Embrapa desenvolve farinha instantânea de alto valor nutricional e baixo custo

Alana Gandra
Repórter da Agência Brasil

Além de nutritiva, farinha de soja e milho tem baixo custo de produção

Além de nutritiva, farinha de soja e milho tem baixo custo de produção

Rio de Janeiro – Uma farinha que mistura uma oleaginosa, no caso a soja, e um cereal como o milho, pode reforçar a alimentação institucional em escolas, empresas e até presídios, com ganhos nutricionais e de custo. A descoberta foi feita por pesquisadores da Empresa Brasileira de Pesquisa Agropecuária (Embrapa) Agroindústria de Alimentos, sediada no Rio de Janeiro, e está sendo apresentada ao público no Show Rural Coopavel, feira que está sendo realizada nesta semana em Cascavel (PR).

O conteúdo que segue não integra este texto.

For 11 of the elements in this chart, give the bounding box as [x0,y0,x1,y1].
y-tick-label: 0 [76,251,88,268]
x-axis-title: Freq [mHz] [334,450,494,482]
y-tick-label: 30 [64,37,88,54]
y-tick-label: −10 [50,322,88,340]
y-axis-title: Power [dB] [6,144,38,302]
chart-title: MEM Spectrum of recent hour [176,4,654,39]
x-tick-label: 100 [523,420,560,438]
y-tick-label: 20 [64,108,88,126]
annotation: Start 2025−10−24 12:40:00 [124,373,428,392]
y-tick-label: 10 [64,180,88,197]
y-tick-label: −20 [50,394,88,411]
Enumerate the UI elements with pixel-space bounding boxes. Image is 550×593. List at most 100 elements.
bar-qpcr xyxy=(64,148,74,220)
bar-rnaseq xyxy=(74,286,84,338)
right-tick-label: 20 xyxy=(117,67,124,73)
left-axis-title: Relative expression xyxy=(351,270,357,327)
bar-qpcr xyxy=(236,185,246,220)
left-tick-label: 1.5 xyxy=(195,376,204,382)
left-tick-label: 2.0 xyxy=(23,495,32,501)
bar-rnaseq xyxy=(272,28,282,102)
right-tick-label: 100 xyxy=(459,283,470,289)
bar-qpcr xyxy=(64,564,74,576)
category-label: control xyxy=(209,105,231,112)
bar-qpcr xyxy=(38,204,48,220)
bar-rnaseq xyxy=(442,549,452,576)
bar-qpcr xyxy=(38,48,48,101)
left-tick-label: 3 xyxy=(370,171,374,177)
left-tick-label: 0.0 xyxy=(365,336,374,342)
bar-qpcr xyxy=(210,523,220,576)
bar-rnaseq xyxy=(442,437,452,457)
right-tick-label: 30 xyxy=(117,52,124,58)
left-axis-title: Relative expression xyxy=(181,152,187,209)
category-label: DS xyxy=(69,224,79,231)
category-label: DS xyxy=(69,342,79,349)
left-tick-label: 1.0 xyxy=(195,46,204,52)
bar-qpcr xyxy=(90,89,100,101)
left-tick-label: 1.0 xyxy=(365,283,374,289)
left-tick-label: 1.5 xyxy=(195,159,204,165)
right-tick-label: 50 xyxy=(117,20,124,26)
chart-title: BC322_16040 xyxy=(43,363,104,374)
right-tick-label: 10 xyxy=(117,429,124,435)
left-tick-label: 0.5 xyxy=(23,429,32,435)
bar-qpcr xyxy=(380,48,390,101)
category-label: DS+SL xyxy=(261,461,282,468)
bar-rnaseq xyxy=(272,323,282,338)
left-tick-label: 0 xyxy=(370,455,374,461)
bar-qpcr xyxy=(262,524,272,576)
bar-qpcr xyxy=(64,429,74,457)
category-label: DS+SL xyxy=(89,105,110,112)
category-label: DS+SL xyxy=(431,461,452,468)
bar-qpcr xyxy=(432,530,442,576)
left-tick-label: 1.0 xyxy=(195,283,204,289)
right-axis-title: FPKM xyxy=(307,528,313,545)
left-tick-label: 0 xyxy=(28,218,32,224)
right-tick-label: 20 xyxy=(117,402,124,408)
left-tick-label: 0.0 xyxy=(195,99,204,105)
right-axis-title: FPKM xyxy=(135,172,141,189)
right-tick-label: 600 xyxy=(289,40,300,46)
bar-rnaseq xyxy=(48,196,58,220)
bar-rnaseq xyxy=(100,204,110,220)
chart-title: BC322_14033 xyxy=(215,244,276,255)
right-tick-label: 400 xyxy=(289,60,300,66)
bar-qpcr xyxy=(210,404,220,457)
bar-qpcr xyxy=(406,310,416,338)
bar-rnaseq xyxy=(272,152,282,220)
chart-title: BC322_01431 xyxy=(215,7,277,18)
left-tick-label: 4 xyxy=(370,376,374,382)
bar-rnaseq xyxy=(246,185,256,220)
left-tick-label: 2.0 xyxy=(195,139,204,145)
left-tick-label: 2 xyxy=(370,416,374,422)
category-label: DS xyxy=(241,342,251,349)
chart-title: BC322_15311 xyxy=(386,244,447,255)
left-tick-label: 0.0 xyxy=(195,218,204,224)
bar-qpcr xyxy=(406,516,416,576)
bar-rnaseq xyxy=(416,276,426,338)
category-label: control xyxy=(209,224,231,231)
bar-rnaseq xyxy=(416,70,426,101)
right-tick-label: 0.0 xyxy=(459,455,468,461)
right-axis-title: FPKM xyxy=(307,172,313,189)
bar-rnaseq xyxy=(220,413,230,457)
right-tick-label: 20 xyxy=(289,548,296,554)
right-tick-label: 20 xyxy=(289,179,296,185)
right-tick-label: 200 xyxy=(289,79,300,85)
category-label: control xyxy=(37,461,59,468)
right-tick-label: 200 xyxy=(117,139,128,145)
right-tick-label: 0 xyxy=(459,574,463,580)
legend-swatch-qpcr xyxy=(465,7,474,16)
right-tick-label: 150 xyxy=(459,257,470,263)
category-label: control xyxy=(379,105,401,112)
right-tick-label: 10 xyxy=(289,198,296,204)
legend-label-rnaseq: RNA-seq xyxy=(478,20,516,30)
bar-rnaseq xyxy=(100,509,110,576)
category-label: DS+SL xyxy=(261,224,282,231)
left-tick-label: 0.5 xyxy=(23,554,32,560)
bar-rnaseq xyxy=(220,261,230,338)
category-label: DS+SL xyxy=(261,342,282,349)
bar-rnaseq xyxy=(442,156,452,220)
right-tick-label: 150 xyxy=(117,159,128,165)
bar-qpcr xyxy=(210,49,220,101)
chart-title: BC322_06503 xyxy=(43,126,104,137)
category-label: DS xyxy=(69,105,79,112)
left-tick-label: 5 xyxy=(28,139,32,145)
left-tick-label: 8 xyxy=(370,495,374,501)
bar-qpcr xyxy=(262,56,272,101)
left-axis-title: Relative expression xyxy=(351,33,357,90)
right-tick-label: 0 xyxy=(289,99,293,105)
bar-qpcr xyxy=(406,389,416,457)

O coordenador do estudo, José Luis Ascheri,  explicou que a soja tem componentes protéicos que o milho não tem. Quase todos os cereais são deficientes em aminoácidos essenciais à nutrição humana, como lisina e tripofano. “Quando você mistura ao milho uma oleaginosa como a soja, que possui uma quantidade razoável desses ingredientes protéicos, você está complementando. E consegue ter um alimento unificado, que é uma farinha instantânea”.

Ascheri revelou que essa mistura de soja e milho gera um alimento de alto valor nutricional, capaz de oferecer à população cerca de 18% de proteína, 7% de lipídios e 71% de carboidratos. Depois de passar por uma máquina, que Ascheri chama de processo de extrusão (expulsão), a combinação de soja e milho é convertida em uma farinha de acesso fácil para o consumidor.

Com a mistura dá para preparar produtos culinários típicos do país, “dependendo da criatividade da cozinheira”, como  a polenta e o cuscuz, salientou Ascheri. Serve, inclusive, como reforço alimentar no café da manhã de empresas e na merenda escolar, “introduzindo uma dieta mais balanceada do que o milho puro”. A idéia, frisou o pesquisador da Embrapa, é que esse alimento possa ser utilizado “principalmente na alimentação institucional, em escolas, hospitais e até presídios”.

Os técnicos da empresa estão fornecendo todas as informações aos governos municipais e estaduais que se interessem  pelo novo alimento. O custo da nova farinha é de R$ 0,50 o quilo, sem embalagem. Ela tem ainda a vantagem  de poder ser estocada por até um ano em condições adequadas, que incluem ambiente arejado e fresco, recipiente fechado, sem contato com luz forte e calor.